ACH president and Dubbo-based contractor Damien Talbot said handheld technology, as well as the NSW Rural Fire Service Grain Harvesting and Fire Safety Guide as the go-to for his home state, has provided a new degree of autonomy.
“No-one tells you when to stop any more; it’s up to you,” Mr Talbot said.
“Some states used to call a total fire ban because the wind speed was going to be up.
“Now it has a lot to do with common sense, and knowing when you should pull up.”
The NSWRFS guide includes a table which shows the maximum wind speeds at which headers can keep rolling based on temperature and relative humidity.
It is available for header owners to print and display within the cab.
“I have one in every machine, and if the wind starts picking up, we stop.”
“It’s the only way you can cover yourself with insurance.”
Header read-outs and data available on mobile phones round out what is needed by harvesters to monitor conditions to ensure fire risk is minimised.
The Victorian Farmers Federation and Victoria’s Country Fire Authority have likewise come up with a similar easy-to-read table as part of the state’s voluntary guidelines.
Sources have told Grain Central that Western Australia, where some devastating fires have occurred in the Wheatbelt in recent years, is still grappling with how to use the index.
“There are some really high levels of concern out of WA that the new arrangements aren’t working for them,” one source said.
The WA Department of Fire and Emergency Services was contacted for comment.

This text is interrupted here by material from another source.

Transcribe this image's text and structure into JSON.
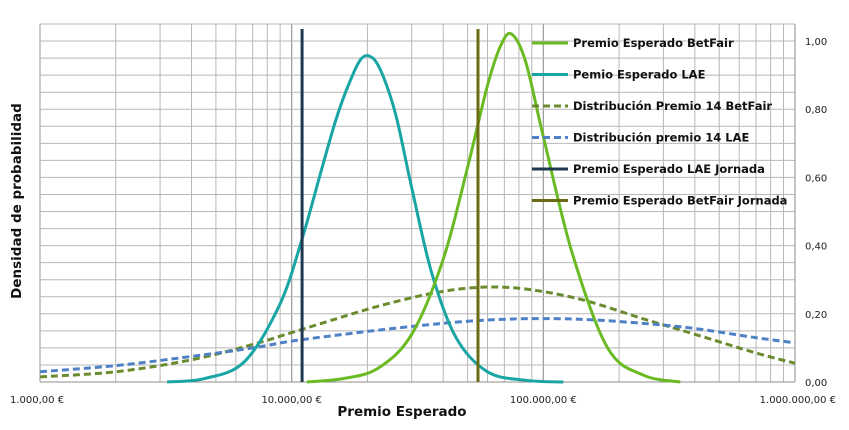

Consultation under way in SA
Discussions are under way in South Australia to determine a workable cease-harvest index number by mid-year in order to have all stakeholders on board ahead of the start of this year’s grain harvest.
This follows the transition from the Grain Fire Danger Index (GFDI) to the new Fire Behaviour Index (FBI) which had a soft roll-out last harvest in SA when the new national rating system came into effect.
“We’re meeting fortnightly to make sure we land agreement by the middle of the year,” SA Country Fire Service director of strategic operations Brenton Hastie said.
“Many of our volunteers are also farmers, so that makes the stakeholder consultation easier,” Mr Hastie said.
Discussions started ahead of the 2022-23 harvest, and are taking place within the Grain Harvesting Code of Practice Review Working Group.
This is chaired by former SA politician and agripolitician Rob Kerin, and includes representatives from Grain Producers SA, SACFS, SA Police, and Primary Industries and Resources SA.
In August 2022, GPSA was informed about a change in the GFDI cease-harvest index figure of 35 to the new FBI cease-harvest figure of 40.
“We have been seeking a resolution based on consistency with past practices from the SACFS,” Grain Producers SA chief executive officer Brad Perry said in a statement issued earlier this month.
GPSA sought and was granted a delay in the roll-out of the FBI cease-harvest number last season.
“The working group is now exploring the assumptions behind the new FBI model and providing on-the-ground data to ensure a feasible working outcome for producers is reached.
“At the first meeting, the working group agreed the cease-harvest threshold must strike the right balance between managing the risk of fire and the operating requirements of grain harvesters.
“Farmers do not want to put their property, or their neighbouring properties, at risk.
“However, dry and hot conditions, which can be high risk for fire, are normal operating conditions for harvesting in Australian summers.”
Mr Perry said it was acknowledged that the transition from GFDI to FBI had not gone smoothly.
“There is a need to review the threshold to ensure that the new approach is consistent and appropriate.”
Mr Hastie said the FBI was based on new and improved science, and a more complex formula that reflects findings from the latest research on grassfire behaviour.
That includes the type and size of fuel loads, but sources have said the relationship between grain yields and stubble loads can throw a curved ball into the mix that generates an index figure.
“We learnt from last fire season that having bigger loads makes it more sensitive.”